What, then, has gone wrong with the wealth effect to create a threat to economic stability? The reason, chairman Greenspan said, is that an additional spurt in demand generated by stock-market wealth is not well matched by a corresponding increase in supply. It is exactly this mismatch that triggers inflation, according to the classical economic theory.
Until now, that excess demand over and above what the economy can adequately supply has been filled up by imports and the domestic pool of the unemployed. But these two "safety valves" are increasingly showing strains. With the unemployment rate currently at around 4 percent, as Greenspan sees it, the economy is running out of available workers. And with the trade deficit of the US at a record high now, it can no longer avoid trouble by importing goods.
It is thus necessary to raise interest rates to stave off a coming halt to the historic expansion of the 1990s and beyond, he argued in the testimony. Predictably, business economists scoffed at the Fed chairman's stance, dismissing the "wealth-effect theory" of Greenspan as a rickety pretext to push his case for more interest rate hikes.
Flimsy case
We think that there is some truth in their criticism. Over the years, the Fed is gradually losing the leverage with which it can control the pace of economic activities mainly because many businesses, especially those enjoying stellar-high stock prices while performing poorly on the balance sheets, are no longer dependent on banks for their financing needs. There are now so many different ways for them to procure money. For example, companies can go directly to the equity market and finance their capital at much lower cost than indirectly through the banks.

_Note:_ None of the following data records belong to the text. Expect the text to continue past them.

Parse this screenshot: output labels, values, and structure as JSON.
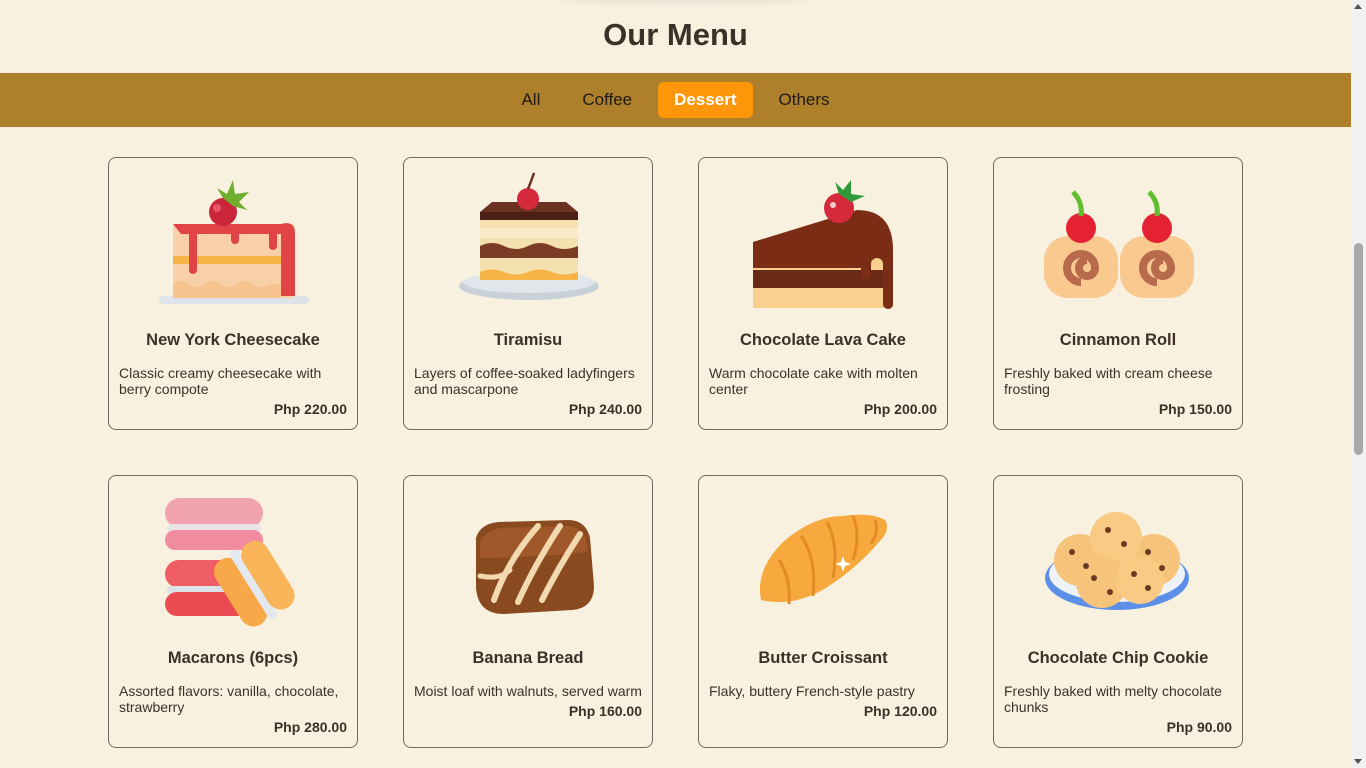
{
  "header": {
    "title": "Our Menu"
  },
  "tabs": [
    {
      "label": "All",
      "active": false
    },
    {
      "label": "Coffee",
      "active": false
    },
    {
      "label": "Dessert",
      "active": true
    },
    {
      "label": "Others",
      "active": false
    }
  ],
  "items": [
    {
      "name": "New York Cheesecake",
      "description": "Classic creamy cheesecake with berry compote",
      "price": "Php 220.00",
      "icon": "cheesecake-icon"
    },
    {
      "name": "Tiramisu",
      "description": "Layers of coffee-soaked ladyfingers and mascarpone",
      "price": "Php 240.00",
      "icon": "tiramisu-icon"
    },
    {
      "name": "Chocolate Lava Cake",
      "description": "Warm chocolate cake with molten center",
      "price": "Php 200.00",
      "icon": "chocolate-cake-icon"
    },
    {
      "name": "Cinnamon Roll",
      "description": "Freshly baked with cream cheese frosting",
      "price": "Php 150.00",
      "icon": "cinnamon-roll-icon"
    },
    {
      "name": "Macarons (6pcs)",
      "description": "Assorted flavors: vanilla, chocolate, strawberry",
      "price": "Php 280.00",
      "icon": "macarons-icon"
    },
    {
      "name": "Banana Bread",
      "description": "Moist loaf with walnuts, served warm",
      "price": "Php 160.00",
      "icon": "banana-bread-icon"
    },
    {
      "name": "Butter Croissant",
      "description": "Flaky, buttery French-style pastry",
      "price": "Php 120.00",
      "icon": "croissant-icon"
    },
    {
      "name": "Chocolate Chip Cookie",
      "description": "Freshly baked with melty chocolate chunks",
      "price": "Php 90.00",
      "icon": "cookies-icon"
    }
  ],
  "colors": {
    "background": "#f8f1e0",
    "tabbar": "#ae802c",
    "active_tab": "#fd9608",
    "text": "#3d3029"
  }
}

For this reason, interest rates are not an omnipotent tool to herd businesses out of harm's way any more. It, however, still has a powerful effect on the other side of the equation, that is, how consumers behave when interest rates change. It is easy to imagine higher interest rates in the US will affect consumer spending not coming from the wealth effect but from people's earned income, which will eat away those gains in gross domestic purchases made by feeling richer due to their rising stock values.
That effect would send adverse repercussions to the Korean economy still reeling from the past crisis. It is useful here to recall that US interest rate movements are closely tied with other countries, of course including Korea. The nation's economy, still based on industries sensitive even to small upward changes in interest costs, will lose precious momentum toward regrouping itself and may plunge into recession not knowing when to bounce back.

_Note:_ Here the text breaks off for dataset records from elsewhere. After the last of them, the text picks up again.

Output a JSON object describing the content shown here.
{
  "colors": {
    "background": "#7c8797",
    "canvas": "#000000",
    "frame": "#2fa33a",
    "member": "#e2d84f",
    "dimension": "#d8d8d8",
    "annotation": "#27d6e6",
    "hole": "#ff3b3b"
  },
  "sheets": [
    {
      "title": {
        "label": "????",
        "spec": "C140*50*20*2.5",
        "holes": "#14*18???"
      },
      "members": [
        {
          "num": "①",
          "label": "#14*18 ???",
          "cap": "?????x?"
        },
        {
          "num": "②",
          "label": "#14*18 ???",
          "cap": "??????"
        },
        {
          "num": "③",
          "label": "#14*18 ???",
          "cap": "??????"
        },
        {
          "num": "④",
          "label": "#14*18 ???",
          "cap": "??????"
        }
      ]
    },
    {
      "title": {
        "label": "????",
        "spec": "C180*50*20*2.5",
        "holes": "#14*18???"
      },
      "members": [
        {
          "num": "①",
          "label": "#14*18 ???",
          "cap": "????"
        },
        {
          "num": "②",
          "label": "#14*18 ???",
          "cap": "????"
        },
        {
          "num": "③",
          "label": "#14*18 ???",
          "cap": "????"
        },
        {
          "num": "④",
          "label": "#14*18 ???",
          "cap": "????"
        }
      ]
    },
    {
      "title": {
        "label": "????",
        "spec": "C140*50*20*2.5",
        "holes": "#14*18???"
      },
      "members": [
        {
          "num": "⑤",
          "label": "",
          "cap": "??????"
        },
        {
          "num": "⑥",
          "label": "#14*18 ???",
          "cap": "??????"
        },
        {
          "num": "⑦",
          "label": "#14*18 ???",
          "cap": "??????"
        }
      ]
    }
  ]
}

As for the "Greenspan theory," it has some flaws as well, though fascinating by itself. For one thing, the chairman presumes that the two safety valves, imports and pool of those unemployed, that help alleviate the growing mismatch between demand and supply, will soon reach their limits. However, the US economy can buy things from overseas indefinitely as long as it has the means to pay the bills. Certainly it can pay the import bills with, at least in part, the ever growing value of stocks held by Americans.

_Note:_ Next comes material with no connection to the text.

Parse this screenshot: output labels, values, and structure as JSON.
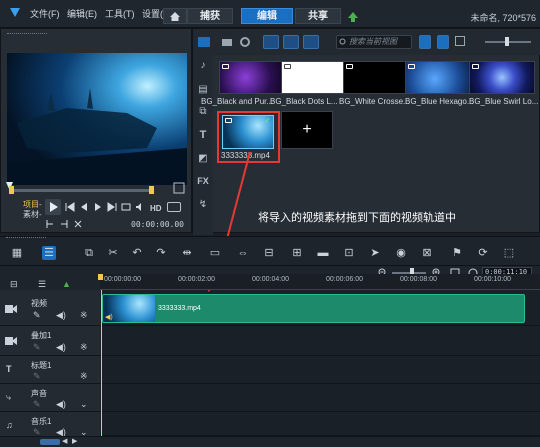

By the same reasoning, the labor market can be expanded easily by outsourcing jobs to foreign contractors who would happily take the job for a fraction of wages that US companies pay at home. Information technology has cut the cost of long-distance communications down to nil, which rendered foreign outsourcing a viable alternative to adding in-house workers.
The New Economy still has plenty of room to accommodate further expansion without igniting inflation. Too much caution too early may backfire, leading to a premature demise of the current economic boom. It is important to remember that a policy misstep in one influential economy may spill over into other small economies, creating havoc on those fragile turfs.